No mesmo trecho do “sermão da montanha”, Jesus vai mais longe e pede que os seus discípulos não se contentem com indicações morais cómodas, nem com a lei do menor esforço: “Sede perfeitos como vosso Pai celeste é perfeito” (Mt 5,48). A referência para o discernimento e o agir moral não é pequena nem fácil; a perfeição de Deus é única e nunca será alcançada plenamente pelo homem. Porém, a altíssima perfeição divina permanece para nós como referência segura para o certo e o errado, o bem e o mal, o justo e o injusto. Nunca será bom o que for contrário à perfeição de Deus, para a qual devemos tender sempre.
Esse critério não é diferente daquilo que Moisés, em nome de Deus, já havia recomendado ao povo, ao lhe comunicar os dez mandamentos: “Sede santos, porque eu, o Senhor vosso Deus, sou Santo” (Lv 19,2). A santidade de Deus diz respeito à sua dignidade suprema, sua misericórdia, justiça, amor e providência em relação ao homem e ao mundo.

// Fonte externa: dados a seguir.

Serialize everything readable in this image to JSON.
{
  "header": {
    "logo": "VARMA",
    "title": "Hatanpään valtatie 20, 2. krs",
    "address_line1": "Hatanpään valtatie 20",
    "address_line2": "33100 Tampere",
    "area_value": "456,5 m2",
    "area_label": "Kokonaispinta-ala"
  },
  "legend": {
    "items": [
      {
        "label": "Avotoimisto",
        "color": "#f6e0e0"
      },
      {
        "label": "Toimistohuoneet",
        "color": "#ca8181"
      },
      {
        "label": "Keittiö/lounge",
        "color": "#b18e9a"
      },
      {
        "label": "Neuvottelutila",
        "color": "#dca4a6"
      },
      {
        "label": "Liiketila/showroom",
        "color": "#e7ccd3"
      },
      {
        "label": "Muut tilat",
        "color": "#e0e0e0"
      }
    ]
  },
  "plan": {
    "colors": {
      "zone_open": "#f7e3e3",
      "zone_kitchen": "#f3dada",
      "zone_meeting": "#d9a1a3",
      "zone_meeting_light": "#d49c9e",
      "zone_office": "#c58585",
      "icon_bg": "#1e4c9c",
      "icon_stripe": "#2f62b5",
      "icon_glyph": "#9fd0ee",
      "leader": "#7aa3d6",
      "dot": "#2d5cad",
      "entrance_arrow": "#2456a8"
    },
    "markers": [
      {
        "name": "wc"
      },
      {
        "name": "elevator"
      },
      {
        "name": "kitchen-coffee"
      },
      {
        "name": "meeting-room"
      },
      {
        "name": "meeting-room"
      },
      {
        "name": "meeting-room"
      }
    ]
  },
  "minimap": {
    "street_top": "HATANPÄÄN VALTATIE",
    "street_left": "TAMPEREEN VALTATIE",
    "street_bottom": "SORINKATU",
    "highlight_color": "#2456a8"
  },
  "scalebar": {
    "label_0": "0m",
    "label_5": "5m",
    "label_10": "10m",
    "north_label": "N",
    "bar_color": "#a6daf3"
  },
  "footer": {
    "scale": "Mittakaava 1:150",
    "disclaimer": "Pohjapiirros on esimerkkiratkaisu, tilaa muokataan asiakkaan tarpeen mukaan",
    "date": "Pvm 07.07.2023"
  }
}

A santidade de Deus é a referência máxima para o discernimento e o agir moral da pessoa de fé; e será boa toda a decisão e cada ação que estiver em sintonia com a dignidade e a santidade de Deus; mas nunca será bom o que for contrário à santidade de Deus e, por isso, deve ser evitado.

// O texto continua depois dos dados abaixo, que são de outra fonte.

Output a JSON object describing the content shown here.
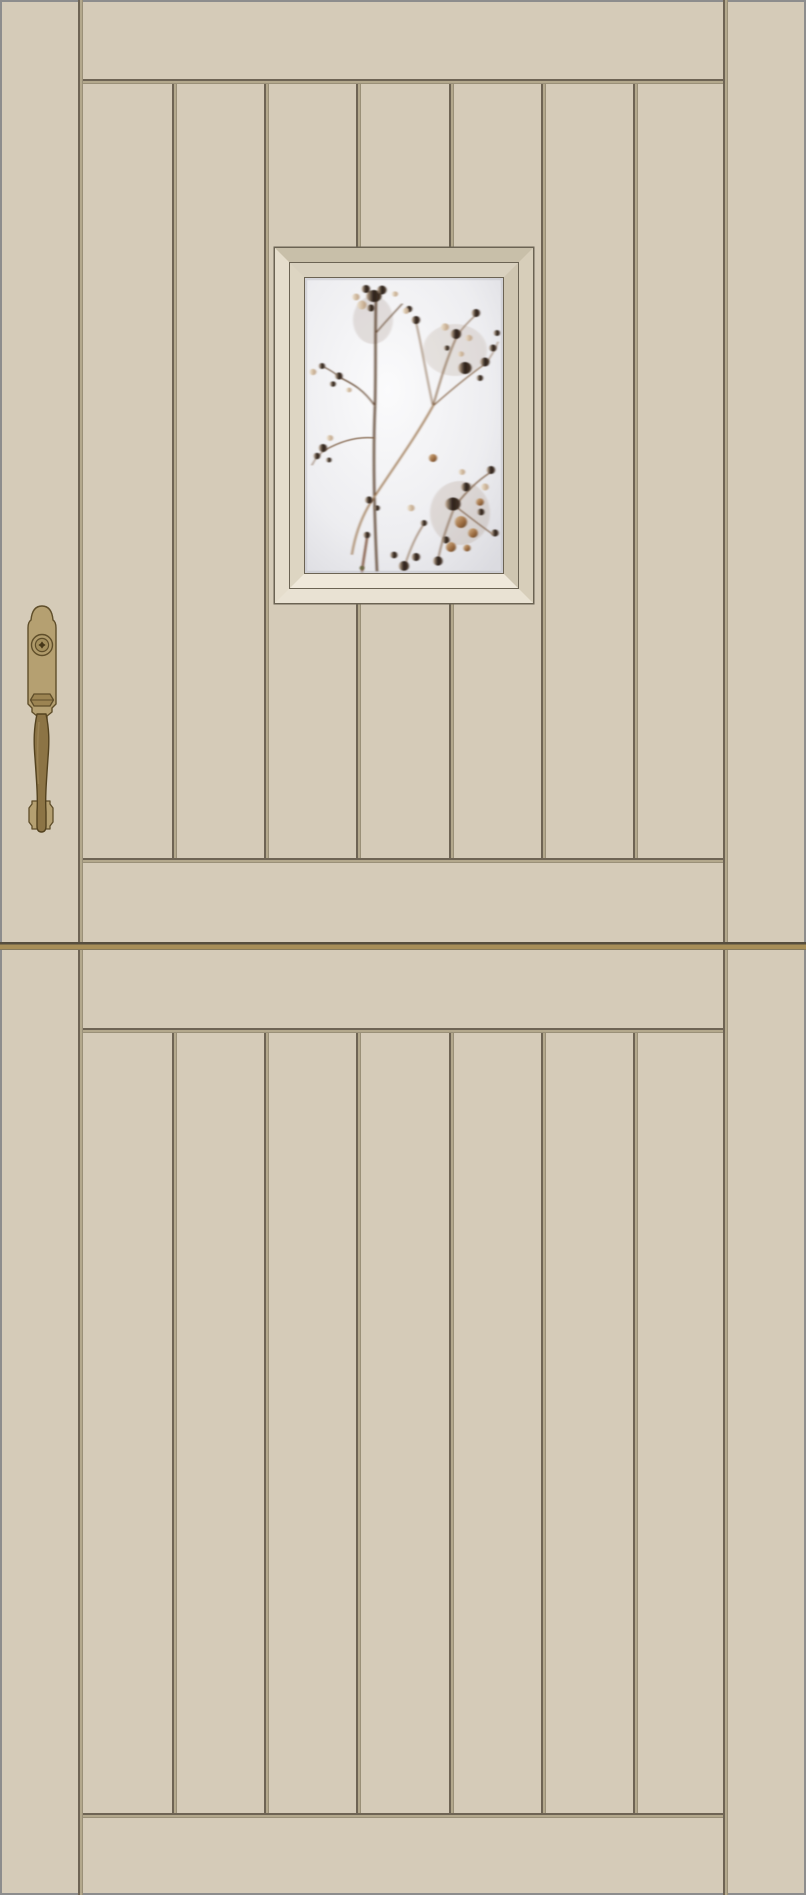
{
  "meta": {
    "title": "Beige dutch-style paneled entry door with botanical glass lite and brass handleset"
  },
  "colors": {
    "face": "#d5cbb8",
    "edge": "#8d8d8d",
    "groove_light": "#b3a88c",
    "groove_dark": "#6e6454",
    "split_gold": "#a78e58",
    "split_dark": "#564e3e",
    "frame_line": "#6b6353",
    "frame_top": "#c8bfa9",
    "frame_right": "#d7ceba",
    "frame_bottom": "#e9e2d3",
    "frame_left": "#e5ddcc",
    "frame2_top": "#d9d1bf",
    "frame2_right": "#cfc6b1",
    "frame2_bottom": "#efe8da",
    "frame2_left": "#ddd5c2",
    "brass": "#b5a071",
    "brass_dark": "#9c8452",
    "brass_line": "#5f4e2a",
    "grip": "#8c7445",
    "grip_line": "#53421f"
  },
  "door": {
    "leaves": [
      "top-leaf",
      "bottom-leaf"
    ],
    "planks_per_leaf": 7,
    "stiles": 2,
    "split_position_px": 943
  },
  "window": {
    "art": "sepia baby's-breath botanical print on frosted glass",
    "frame_style": "double mitered bevel"
  },
  "hardware": {
    "finish": "antique brass",
    "parts": [
      {
        "name": "backplate"
      },
      {
        "name": "deadbolt-cylinder"
      },
      {
        "name": "keyhole-star"
      },
      {
        "name": "thumb-latch"
      },
      {
        "name": "handle-grip"
      },
      {
        "name": "base-finial"
      }
    ]
  }
}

Os dez mandamentos da lei de Deus são indicações do caminho da perfeição e da santidade para o homem e, na medida em que os coloca em prática, ele age bem e se santifica, pois está em sintonia com a vontade de Deus. Mas o contrário dos mandamentos, com certeza, não é caminho bom e, claramente, deve ser evitado, não podendo ser tomado como critério para a decisão e a acção moral.
São Paulo oferece-nos um outro critério moral muito importante quando ele escreve à comunidade de Corinto, onde havia problemas de imoralidade: “Acaso não sabeis que sois santuário de Deus e que o Espírito Santo habita em vós?” (1Cor 3,16). O cristão, pelo Baptismo, tornou-se “morada de Deus” e “habitação do Espírito Santo”, e isso confere-lhe uma nova e altíssima dignidade, que ele sempre deverá ter em conta nas suas decisões e acções morais. Essas devem estar em conformidade com a sua própria dignidade e com a dignidade de Deus. Por isso, ele sempre deverá perguntar-se: “será que minha acção combina com o respeito devido a Deus e a mim próprio?” Esse é um critério claro e seguro para o discernimento e a acção moral.
Concluindo a sua reflexão, Paulo confronta cada um com a própria liberdade e com a responsabilidade pelas escolhas feitas: “Tudo é vosso, mas vós sois de Cristo e Cristo é de Deus” (1Cor 3, 22-23). O cristão pertence a Cristo e recebeu o seu Espírito; por isso, precisa levar em conta a sua relação com Cristo e os seus ensinamentos.
Portanto, para as pessoas de fé, existem critérios morais firmes e conhecidos, que precisam ser levados em conta no discernimento e na acção moral. E o cristão já não poderá mais orientar-se simplesmente “pelo que se diz por aí”: nos jornais, revistas, novelas, filmes, mídias sociais, discussões filosóficas ou ideológicas… Sua referência: deverá lembrar sempre o ensinamento de Jesus: “Eu, porém, vos digo”.